This study addresses the query-commit matching problem with action selection: in a bipartite graph, a decision maker sequentially probes edges under node patience constraints (i.e., maximum allowable queries per node), and at each step may choose an action that influences both the success probability and the associated reward; upon success, the edge is irrevocably added to the matching and yields its reward. This framework strictly generalizes classical stochastic matching problems such as sequential pricing. By integrating techniques from stochastic optimization and combinatorial algorithms, the authors design polynomial-time approximation algorithms for both single-sided and double-sided patience settings, achieving approximation ratios of approximately 0.63 and 0.58, respectively—substantially improving upon the prior best-known guarantees of 0.426 and 0.395 for sequential pricing.
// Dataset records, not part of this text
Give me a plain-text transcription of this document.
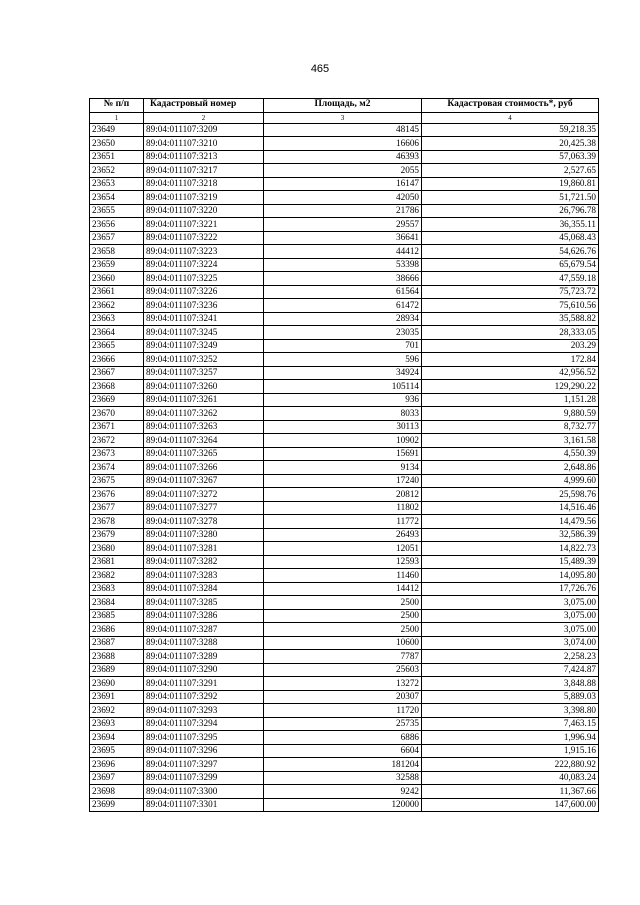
465
№ п/п	Кадастровый номер	Площадь, м2	Кадастровая стоимость*, руб
1	2	3	4
23649	89:04:011107:3209	48145	59,218.35
23650	89:04:011107:3210	16606	20,425.38
23651	89:04:011107:3213	46393	57,063.39
23652	89:04:011107:3217	2055	2,527.65
23653	89:04:011107:3218	16147	19,860.81
23654	89:04:011107:3219	42050	51,721.50
23655	89:04:011107:3220	21786	26,796.78
23656	89:04:011107:3221	29557	36,355.11
23657	89:04:011107:3222	36641	45,068.43
23658	89:04:011107:3223	44412	54,626.76
23659	89:04:011107:3224	53398	65,679.54
23660	89:04:011107:3225	38666	47,559.18
23661	89:04:011107:3226	61564	75,723.72
23662	89:04:011107:3236	61472	75,610.56
23663	89:04:011107:3241	28934	35,588.82
23664	89:04:011107:3245	23035	28,333.05
23665	89:04:011107:3249	701	203.29
23666	89:04:011107:3252	596	172.84
23667	89:04:011107:3257	34924	42,956.52
23668	89:04:011107:3260	105114	129,290.22
23669	89:04:011107:3261	936	1,151.28
23670	89:04:011107:3262	8033	9,880.59
23671	89:04:011107:3263	30113	8,732.77
23672	89:04:011107:3264	10902	3,161.58
23673	89:04:011107:3265	15691	4,550.39
23674	89:04:011107:3266	9134	2,648.86
23675	89:04:011107:3267	17240	4,999.60
23676	89:04:011107:3272	20812	25,598.76
23677	89:04:011107:3277	11802	14,516.46
23678	89:04:011107:3278	11772	14,479.56
23679	89:04:011107:3280	26493	32,586.39
23680	89:04:011107:3281	12051	14,822.73
23681	89:04:011107:3282	12593	15,489.39
23682	89:04:011107:3283	11460	14,095.80
23683	89:04:011107:3284	14412	17,726.76
23684	89:04:011107:3285	2500	3,075.00
23685	89:04:011107:3286	2500	3,075.00
23686	89:04:011107:3287	2500	3,075.00
23687	89:04:011107:3288	10600	3,074.00
23688	89:04:011107:3289	7787	2,258.23
23689	89:04:011107:3290	25603	7,424.87
23690	89:04:011107:3291	13272	3,848.88
23691	89:04:011107:3292	20307	5,889.03
23692	89:04:011107:3293	11720	3,398.80
23693	89:04:011107:3294	25735	7,463.15
23694	89:04:011107:3295	6886	1,996.94
23695	89:04:011107:3296	6604	1,915.16
23696	89:04:011107:3297	181204	222,880.92
23697	89:04:011107:3299	32588	40,083.24
23698	89:04:011107:3300	9242	11,367.66
23699	89:04:011107:3301	120000	147,600.00
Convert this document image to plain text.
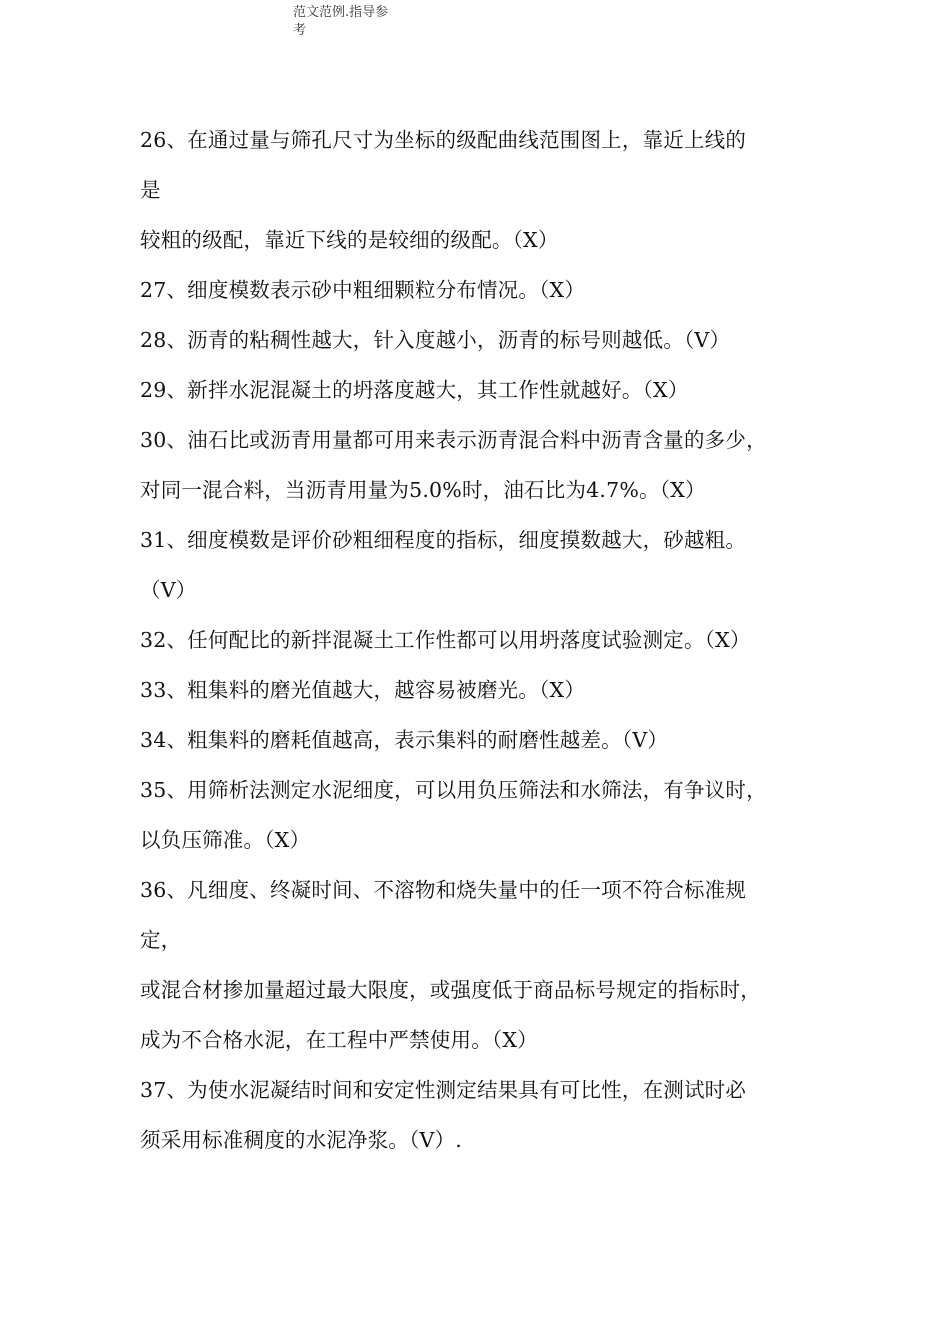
范文范例.指导参
考
26、在通过量与筛孔尺寸为坐标的级配曲线范围图上，靠近上线的
是
较粗的级配，靠近下线的是较细的级配。（X）
27、细度模数表示砂中粗细颗粒分布情况。（X）
28、沥青的粘稠性越大，针入度越小，沥青的标号则越低。（V）
29、新拌水泥混凝土的坍落度越大，其工作性就越好。（X）
30、油石比或沥青用量都可用来表示沥青混合料中沥青含量的多少，
对同一混合料，当沥青用量为5.0%时，油石比为4.7%。（X）
31、细度模数是评价砂粗细程度的指标，细度摸数越大，砂越粗。
（V）
32、任何配比的新拌混凝土工作性都可以用坍落度试验测定。（X）
33、粗集料的磨光值越大，越容易被磨光。（X）
34、粗集料的磨耗值越高，表示集料的耐磨性越差。（V）
35、用筛析法测定水泥细度，可以用负压筛法和水筛法，有争议时，
以负压筛准。（X）
36、凡细度、终凝时间、不溶物和烧失量中的任一项不符合标准规
定，
或混合材掺加量超过最大限度，或强度低于商品标号规定的指标时，
成为不合格水泥，在工程中严禁使用。（X）
37、为使水泥凝结时间和安定性测定结果具有可比性，在测试时必
须采用标准稠度的水泥净浆。（V）.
Matching problems under uncertainty arise in applications such as kidney exchange, hiring, and online marketplaces. A decision-maker must sequentially explore potential matches under local exploration constraints, while committing irrevocably to successful matches as they are revealed. The query-commit matching problem captures these challenges by modeling edges that succeed independently with known probabilities and must be accepted upon success, subject to vertex patience (time-out) constraints limiting the number of incident queries. In this work, we introduce the action-reward query-commit matching problem, a strict generalization of query-commit matching in which each query selects an action from a known action space, determining both the success probability and the reward of the queried edge. If an edge is queried using a chosen action and succeeds, it is irrevocably added to the matching, and the corresponding reward is obtained; otherwise, the edge is permanently discarded. We study the design of approximation algorithms for this problem on bipartite graphs. This model captures a broad class of stochastic matching problems, including the sequential pricing problem introduced by Pollner, Roghani, Saberi, and Wajc (EC~2022). On the positive side, Pollner et al. designed a polynomial-time approximation algorithm achieving a ratio of $0.426$ in the one-sided patience setting, which degrades to $0.395$ when both sides have bounded patience. In this work, we design computationally efficient algorithms for the action-reward query-commit in one-sided and two-sided patience settings, achieving approximation ratios of $1-1/e \approx 0.63$ and $\frac{1}{27}\!\left(19-67/e^3\right) \approx 0.58$ respectively. These results improve the state of the art for the sequential pricing problem, surpassing the previous guarantees of $0.426$ and $0.395$.